How To Survive Being Kind: Boundaries, Discernment and Knowing Who You Are


I am a man who has always been called nice, kind, and gentle. I have spent years learning how to listen, how to maintain partnerships, and how to create amicable relationships. There is often a concern—mostly from men I work with—that learning how to be the same will make them soft or, more specifically, make them targets to be taken advantage of. While tapping into our sensitive side creates a valuable experience that many are not used to, we men have been taught that opening up to our sensitive side makes us weak. What often gets missed in the conversation related is the deeper development of our own personal power through this process.

If we go too far into the “nice” and “kind,” with no bearing on what does or does not work for us, we will most certainly be taken advantage of. I know this from personal experience and it has been a journey of discovering where my edges are and what it takes to go beyond what I used to be willing to do. I have had clients, men and women, who have been so focused on making their relationships work that they overlook their own needs, desires, and safety. To have this work then, to be open and available emotionally and from a healthy space, the journey and practice begins with Self.
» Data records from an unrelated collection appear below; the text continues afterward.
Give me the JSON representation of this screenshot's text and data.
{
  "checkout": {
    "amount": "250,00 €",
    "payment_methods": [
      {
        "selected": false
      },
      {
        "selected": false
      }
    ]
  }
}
Integrity is now where I begin to build from. I ask myself: “What is important to me?” “What do I want?” And, who do I need to be in order to have that happen?” Often times, it is necessary to use some form of meditation or sitting in silence to be able to answer those questions for myself. From there, I look at the qualities of who I need to be and get the image of that clear in my mind. Then, I map out my practices, my actions, my ethics and the focal point of what I am standing for. This is what becomes my baseline. It is important to note that “integrity” does not mean “perfect,” and that “being out of integrity” does not mean I am suddenly a horrible person. Rather, it is a measure of workability; a place to know if I am on the right track and being who I need to be or not. This also informs who I work with, who I am in relationship with and what lifestyle decisions I make.

Standing in integrity also gives us permission to have, and assert, boundaries for ourselves.

I spent many years not being able to assert boundaries, or even have boundaries, because my desires to be liked and have everyone get along, were more important than my own well-being. I went along with “whatever,” I deferred to “whomever” and, frankly, I allowed too many people to say and do things that were harmful to me. I grew up in a household that was very passive, and so I had no real example of what “asserting myself” would look like; and the few times that I did assert myself, those who were used to having their way with me pushed back and things got worse. While training in the martial arts for over a decade gave me the tools to handle myself physically, my verbal, mental and emotional defenses needed to be fortified, by really diving in to the inquiry of who I am at my core.

It has been interesting, and sometimes painful, to observe how with some, the more I have stood in my power, and the more I have been willing to call “bullshit” on questionable practices and interactions, certain people have either pushed-back or dropped out of my life. What has made this easier to accept, and what has resulted in the swiftest resolutions, has been my awareness of the foundation of who I am and what I stand for: I stand for your greatness, I stand for your healing and I stand for valuing and honoring myself. I know that I can provide so much for the people in my life, I no longer feel obligated to cater to the whims, assertions and rhetoric of those who do not value me or what I have to offer. This has taken time and work to get to.

It is important to also share that stepping into a new way of being, requires a structure to keep that new way of being in place. For someone whose first instinct is to always look at where I made a mistake, keeping records and notes of interactions, is key. Having trusted confidants who have your best interests (for growth) in mind, is key. And creating your own rules for your life, is key. From here, we can trust that we get to still be kind while honoring and advocating for ourselves at the same time. How do you survive being kind? Consider that there is nothing to actually survive. You get to choose for yourself who you desire to be in any given moment. I tend to think kindness still goes a long way, and the kindness towards yourself is a big part of that.

What are you standing for? What do you want to experience in life? Who do you get to be to make that happen?